When I was in the second grade, we had a homework assignment to study a map of our neighborhood, memorize the names of the streets, and learn their order. This sounds like a reasonable homework assignment, until one realizes that even a rocket scientist with a map, a compass, a weather vane, and GPS would have a hard time figuring out where the hell he was going in Queens.
Originally, what is now the borough of Queens was 60 separate villages. These villages became Queens which was incorporated into New York City in 1898. In an effort to unify the streets across all these villages, someone came up with what many consider to be the most convoluted grid system in the universe.
In Queens, avenues run east and west and streets run north and south. Avenues have consecutive numbers, but often there are additional parallel streets in between the avenues that need to be called something, so they have been assigned the same numbers and called roads or drives, in that order.
So if there was a street between 65th and 66th Avenues, it would be called 65th Road. If there was another one, it would be called 65th Drive. Sometimes there are roads and drives between the avenues, sometimes there is only a road. Sometimes the avenues run consecutively with nothing in between.
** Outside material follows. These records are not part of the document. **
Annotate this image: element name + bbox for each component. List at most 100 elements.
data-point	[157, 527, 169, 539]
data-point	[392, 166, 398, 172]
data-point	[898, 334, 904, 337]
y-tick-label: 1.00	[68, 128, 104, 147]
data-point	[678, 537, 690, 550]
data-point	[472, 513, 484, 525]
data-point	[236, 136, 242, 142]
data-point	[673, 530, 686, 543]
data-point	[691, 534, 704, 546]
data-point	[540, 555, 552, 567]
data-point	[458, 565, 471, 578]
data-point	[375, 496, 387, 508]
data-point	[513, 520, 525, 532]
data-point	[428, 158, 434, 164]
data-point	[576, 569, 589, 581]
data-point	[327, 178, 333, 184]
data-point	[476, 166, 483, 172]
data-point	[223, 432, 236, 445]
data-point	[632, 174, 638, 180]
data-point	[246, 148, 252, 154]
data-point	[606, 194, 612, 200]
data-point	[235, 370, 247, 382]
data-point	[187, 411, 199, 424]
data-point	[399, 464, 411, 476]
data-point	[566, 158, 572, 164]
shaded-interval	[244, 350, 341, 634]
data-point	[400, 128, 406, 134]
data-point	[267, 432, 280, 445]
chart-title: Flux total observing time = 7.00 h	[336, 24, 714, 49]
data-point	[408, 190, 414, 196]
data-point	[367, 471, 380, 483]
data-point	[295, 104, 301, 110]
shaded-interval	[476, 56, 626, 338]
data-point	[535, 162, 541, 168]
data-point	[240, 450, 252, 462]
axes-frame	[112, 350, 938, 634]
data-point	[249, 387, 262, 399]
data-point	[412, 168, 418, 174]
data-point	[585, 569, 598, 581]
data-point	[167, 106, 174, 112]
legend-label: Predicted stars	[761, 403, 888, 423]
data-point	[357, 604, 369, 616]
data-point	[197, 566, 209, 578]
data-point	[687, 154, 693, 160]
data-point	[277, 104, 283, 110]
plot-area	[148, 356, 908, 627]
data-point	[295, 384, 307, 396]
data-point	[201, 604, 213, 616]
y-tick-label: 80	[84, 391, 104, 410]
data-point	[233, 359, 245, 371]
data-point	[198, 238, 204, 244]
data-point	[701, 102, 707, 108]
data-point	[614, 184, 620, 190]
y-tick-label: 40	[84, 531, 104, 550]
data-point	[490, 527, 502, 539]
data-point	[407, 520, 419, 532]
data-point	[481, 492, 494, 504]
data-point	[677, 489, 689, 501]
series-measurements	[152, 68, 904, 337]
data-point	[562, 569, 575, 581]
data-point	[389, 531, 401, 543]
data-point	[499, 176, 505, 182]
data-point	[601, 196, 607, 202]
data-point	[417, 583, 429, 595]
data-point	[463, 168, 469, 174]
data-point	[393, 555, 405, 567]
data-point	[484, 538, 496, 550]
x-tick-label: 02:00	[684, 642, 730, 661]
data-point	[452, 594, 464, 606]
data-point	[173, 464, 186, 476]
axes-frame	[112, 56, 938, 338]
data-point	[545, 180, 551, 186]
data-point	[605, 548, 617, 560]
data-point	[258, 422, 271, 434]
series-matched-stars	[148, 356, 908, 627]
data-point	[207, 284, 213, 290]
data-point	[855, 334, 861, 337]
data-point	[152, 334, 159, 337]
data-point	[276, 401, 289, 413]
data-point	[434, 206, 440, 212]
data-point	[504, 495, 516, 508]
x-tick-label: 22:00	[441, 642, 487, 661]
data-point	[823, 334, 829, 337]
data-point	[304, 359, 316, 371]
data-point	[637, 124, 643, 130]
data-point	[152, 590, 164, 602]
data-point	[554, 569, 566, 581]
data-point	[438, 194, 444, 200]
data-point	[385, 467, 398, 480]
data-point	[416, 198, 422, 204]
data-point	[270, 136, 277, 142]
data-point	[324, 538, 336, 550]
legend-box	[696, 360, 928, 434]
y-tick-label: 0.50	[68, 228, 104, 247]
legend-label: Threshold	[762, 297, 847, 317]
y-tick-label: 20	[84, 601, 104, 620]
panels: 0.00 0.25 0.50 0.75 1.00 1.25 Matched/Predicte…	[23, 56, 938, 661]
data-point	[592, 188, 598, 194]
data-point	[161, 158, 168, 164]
A destination that you originally thought was ten blocks away might be more like 30.
The same concept is applied to streets. If there is an additional street that needs naming between the consecutively numbered streets, they are called places and lanes. In some cases, streets aren’t even in numerical order. For example, if I walk from 99th Street where I grew up over to the next street, I hit 102nd Street. What happened to 100th and 101st Street? It’s across an expressway, several zip codes away. Easy Peasey.
Curved roads that are not parallel with either the avenues or the streets have numbers and are called crescents, courts or terraces. Addresses are hyphenated. The number before the hyphen is the cross street, and the number after the hyphen is the position on the block. For example, 62-38 99th Street is in the 38th position on 99th Street and has 62nd Avenue as the cross street. Note to native Queens residents. Don’t be impressed; I only recently learned all this from Wikipedia.
In some parts of the borough, there are stretches of named streets in between numbered ones, making this grid system pretty useless. These named streets were left over from the pre-grid days and retained by members of the community who thought the grid system was pretty lame. Several subway stations in the western part of Queens have retained the original street names, yet the corresponding street signs are numbers. Leave it to the MTA to mess with our heads by calling 46th Street Bliss Street Station and naming the stop at 33rd Street Rawson Street. The fancy schmancy section of Queens, Forest Hills Gardens, gave the finger to the grid system as well and retained their original names rather than numbers. Streets have names that follow the letters of the alphabet, something I can generally handle.
Below is a comparison of a map of a neighborhood in Queens versus one in Manhattan. Note the differences. For the Queens map, you can figure out where you are going by multiplying the distance by the square root of pi divided by 15, subtracting 2,982, and then adding 6.; this will get you to within 5 miles of your desired destination. To achieve the same task in Manhattan, all you have to be able to do is count.
The system is so convoluted that I can ask my mother, a resident of Queens for close to 50 years, to name the street or avenue two blocks over from her apartment and she cannot answer with 100% confidence.
As kids, we never said things like “meet me on the corner of 98th Street and 62nd Drive,” because no one knew where that was, even if it was just a block or two away. Instead we relied on landmarks as our meeting place and would say things like, “meet me in front of the drugstore; the one with the cashier with the 10 inch fingernails,” or “meet me under the Long Island Expressway at the place where my brother got mugged last week,” or meet me in front of that store that sells all the smelly cheese.” The only two streets that were ever referenced were Queens Boulevard (because the Boulevard of Death deserves that respect) and Austin Street because that was the high school equivalent of 5th Avenue in Manhattan.
When I moved to Manhattan, decades ago, being able to find my way around was like a breath of fresh air. I still marvel at the fact that 85th Street comes after 84th Street and Second Avenue is east of Third Avenue. When I return to Queens I will need to surround myself with the few geographically clairvoyant people I know from the borough who seem to have tackled this grid thing and can safely get me from point A to point B.